By Barry Craig, South Australian Museum
I have prepared a paper from a dataset of a large number of slit gongs of the Sepik and lower Ramu region, documented during field surveys in 1981, 1982 and 1983, to demonstrate slit gong variations and their repertoire of sculptural form.
That paper has too many images to be suitable for publication in a journal. It is therefore available for download using the link below:
In this post, I provide a much-abbreviated version.
The slit gongs (slit drums, garamuts) of the Torricelli Mountains (Fig. 1) are symmetrically canoe-shaped, carved so that prow and stern look alike, and the slit is in the form of a double keyhole.
The slit gongs of the upper Sepik region (upstream from Ambunti) have a truncated stern and a long tapering prow carved with an animal, human or sometimes non-figural finial. ‘Wobnerluk’ from the Wogamusin village of Washkuk is an example (Fig. 2). It was purchased by a Mission priest in 1972, gazetted National Cultural Property 30th March 1976 and has been kept at the Catholic Mission in Wewak. It has good provenance documented by that priest and ought to be in the PNG National Museum.

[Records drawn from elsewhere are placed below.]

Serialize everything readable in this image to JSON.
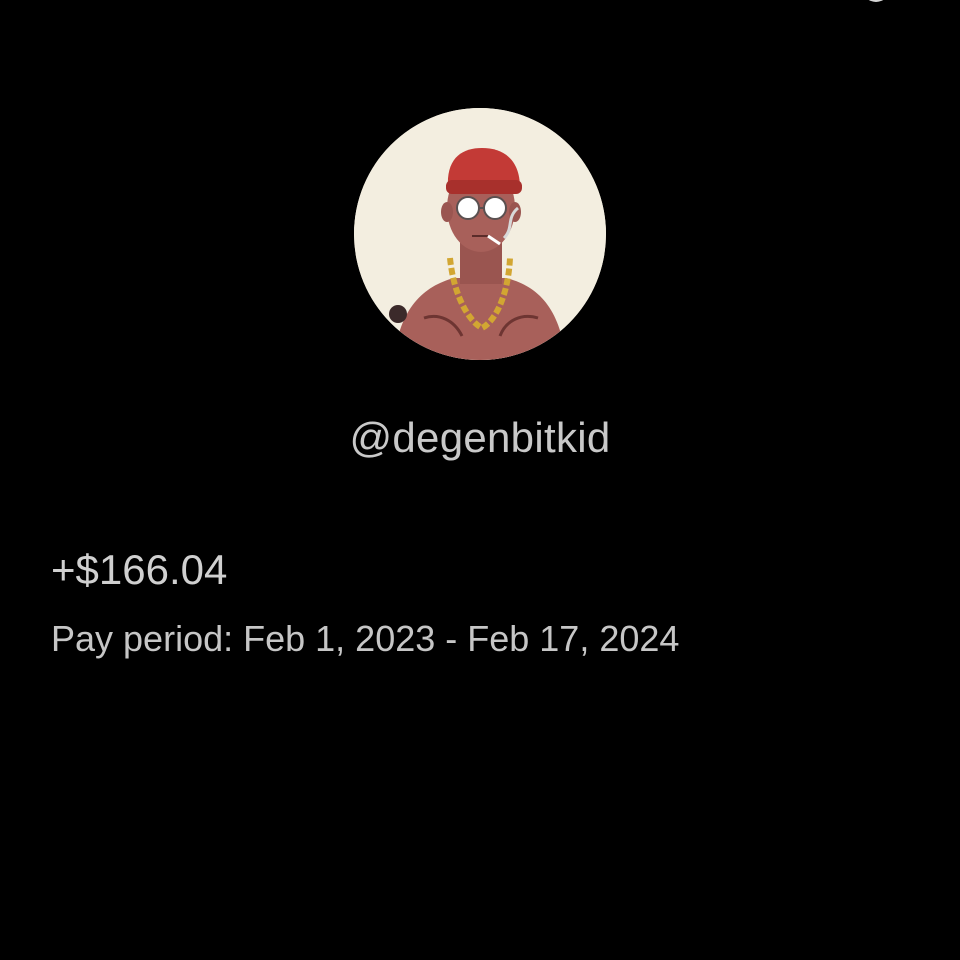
{
  "profile": {
    "avatar_icon": "cartoon-avatar-icon",
    "handle": "@degenbitkid"
  },
  "payout": {
    "amount": "+$166.04",
    "pay_period": "Pay period: Feb 1, 2023 - Feb 17, 2024"
  },
  "colors": {
    "background": "#000000",
    "text": "#c9c9c9",
    "avatar_background": "#f3eee0",
    "beanie": "#c33a36",
    "chain": "#d2a632",
    "skin": "#a8605a"
  }
}
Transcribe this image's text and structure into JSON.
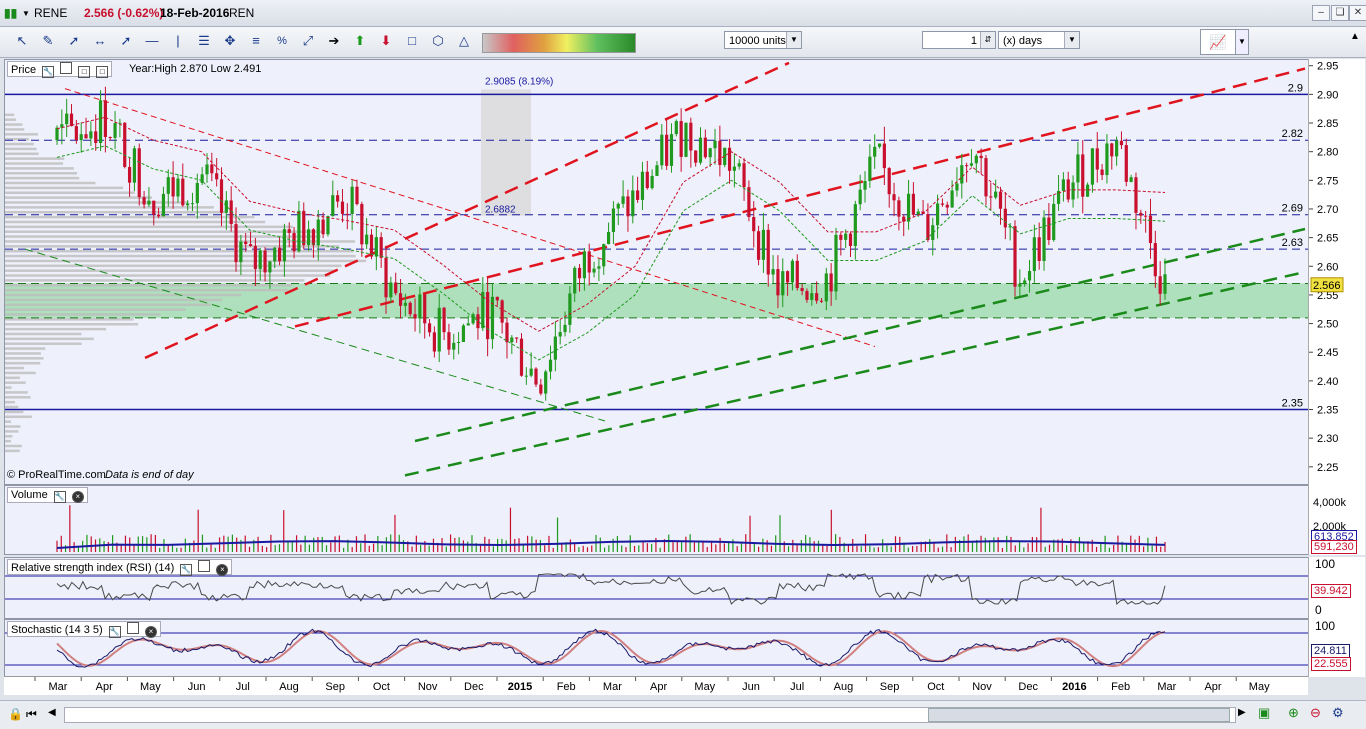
{
  "title": {
    "symbol": "RENE",
    "quote": "2.566 (-0.62%)",
    "date": "18-Feb-2016",
    "name": "REN"
  },
  "toolbar": {
    "units_value": "10000 units",
    "period_value": "1",
    "period_unit": "(x) days"
  },
  "price_panel": {
    "label": "Price",
    "info": "Year:High 2.870 Low 2.491",
    "credit": "© ProRealTime.com",
    "note": "Data is end of day",
    "measure_label": "2.9085 (8.19%)",
    "level_2688": "2.6882",
    "current_price_label": "2.566",
    "hline_labels": [
      "2.9",
      "2.82",
      "2.69",
      "2.63",
      "2.35"
    ]
  },
  "volume_panel": {
    "label": "Volume",
    "ticks": [
      "4,000k",
      "2,000k"
    ],
    "value_ma": "613,852",
    "value_vol": "591,230"
  },
  "rsi_panel": {
    "label": "Relative strength index (RSI) (14)",
    "ticks": [
      "100",
      "0"
    ],
    "value": "39.942"
  },
  "stoch_panel": {
    "label": "Stochastic (14 3 5)",
    "ticks": [
      "100"
    ],
    "value_k": "24.811",
    "value_d": "22.555"
  },
  "x_axis_labels": [
    "Mar",
    "Apr",
    "May",
    "Jun",
    "Jul",
    "Aug",
    "Sep",
    "Oct",
    "Nov",
    "Dec",
    "2015",
    "Feb",
    "Mar",
    "Apr",
    "May",
    "Jun",
    "Jul",
    "Aug",
    "Sep",
    "Oct",
    "Nov",
    "Dec",
    "2016",
    "Feb",
    "Mar",
    "Apr",
    "May"
  ],
  "colors": {
    "up_candle": "#1f9a1f",
    "down_candle": "#c8102e",
    "resistance_line": "#e0141e",
    "support_line": "#1a8a1a",
    "horizontal_level": "#1a1aa0",
    "support_zone": "#6fcf7f",
    "volume_ma": "#1a1aa0",
    "rsi_line": "#4a4a4a",
    "stoch_k": "#1a1a6a",
    "stoch_d": "#d08080"
  },
  "chart_data": {
    "type": "candlestick",
    "title": "RENE",
    "period_x": [
      "2014-03",
      "2014-04",
      "2014-05",
      "2014-06",
      "2014-07",
      "2014-08",
      "2014-09",
      "2014-10",
      "2014-11",
      "2014-12",
      "2015-01",
      "2015-02",
      "2015-03",
      "2015-04",
      "2015-05",
      "2015-06",
      "2015-07",
      "2015-08",
      "2015-09",
      "2015-10",
      "2015-11",
      "2015-12",
      "2016-01",
      "2016-02"
    ],
    "close": [
      2.82,
      2.86,
      2.72,
      2.76,
      2.6,
      2.66,
      2.72,
      2.55,
      2.48,
      2.52,
      2.4,
      2.62,
      2.72,
      2.84,
      2.78,
      2.56,
      2.58,
      2.78,
      2.66,
      2.82,
      2.58,
      2.74,
      2.82,
      2.566
    ],
    "y_axis": {
      "ylim": [
        2.22,
        2.96
      ],
      "ticks": [
        2.25,
        2.3,
        2.35,
        2.4,
        2.45,
        2.5,
        2.55,
        2.6,
        2.65,
        2.7,
        2.75,
        2.8,
        2.85,
        2.9,
        2.95
      ]
    },
    "horizontal_levels": [
      2.9,
      2.82,
      2.69,
      2.63,
      2.35
    ],
    "support_zone": [
      2.51,
      2.57
    ],
    "last_price": 2.566,
    "year_high": 2.87,
    "year_low": 2.491,
    "grid": false
  }
}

There is a marked change in the form of slit gongs at the villages of the Manambu on the Sepik River in the immediate vicinity of Ambunti. Historical photographs show prows carved as crocodile heads and truncated sterns (D. Newton Crocodile and Cassowary, 1971, Figs 123, 124). These are closely related to Western Iatmul slit gongs (Fig. 3). Prows are carved as animals, birds and in human form.
The Sawos, located inland north of the Sepik River Iatmul, carve slit gongs with a pug-nosed prow featuring large nostrils and prominent disc eyes (Fig. 4). Many have a human head at the stern, usually representing a male ancestor. The prow is called kami (catfish) or kaula (carp or gudgeon) – ‘bikmaus’ in Tok Pisin.
Slit gong prows of Chambri Lakes, central and eastern Iatmul, and the Karawari and Yuat rivers, are carved as monster-like combinations of the attributes of dangerous animals, such as crocodile or snake heads with rows of multiple boars’ tusks, and doubled faces; the stern carvings may be of ancestors or totem animals (Fig. 5). Keram River prows and finials are usually in human form as figures or faces.
At Bien, downstream from Angoram, the slit gongs radically change in form. They are characterised by bilateral symmetry: the finials at each end of the gong are carved the same, either as faces resembling brag masks or as kandimboang figures (often male at one end and female at the other), usually supported by an animal such as a lizard, which is the ‘vehicle’ of the spirit represented as the finial (Fig. 6). The lavishly carved sides of the gong are also of bilateral symmetrical design, depicting several motifs that refer to spirits, or to features or creatures of the natural world. This kind of gong is carved in the lower Sepik-lower Ramu region.
Slit gongs of the north coast near Aitape are similar to those of the Lower Sepik-Ramu but with angular forms and linear, rather than curvilinear, designs on the sides. (S. Chauvet Les Arts indigenes en Nouvelle-Guinee 1930:79, 80).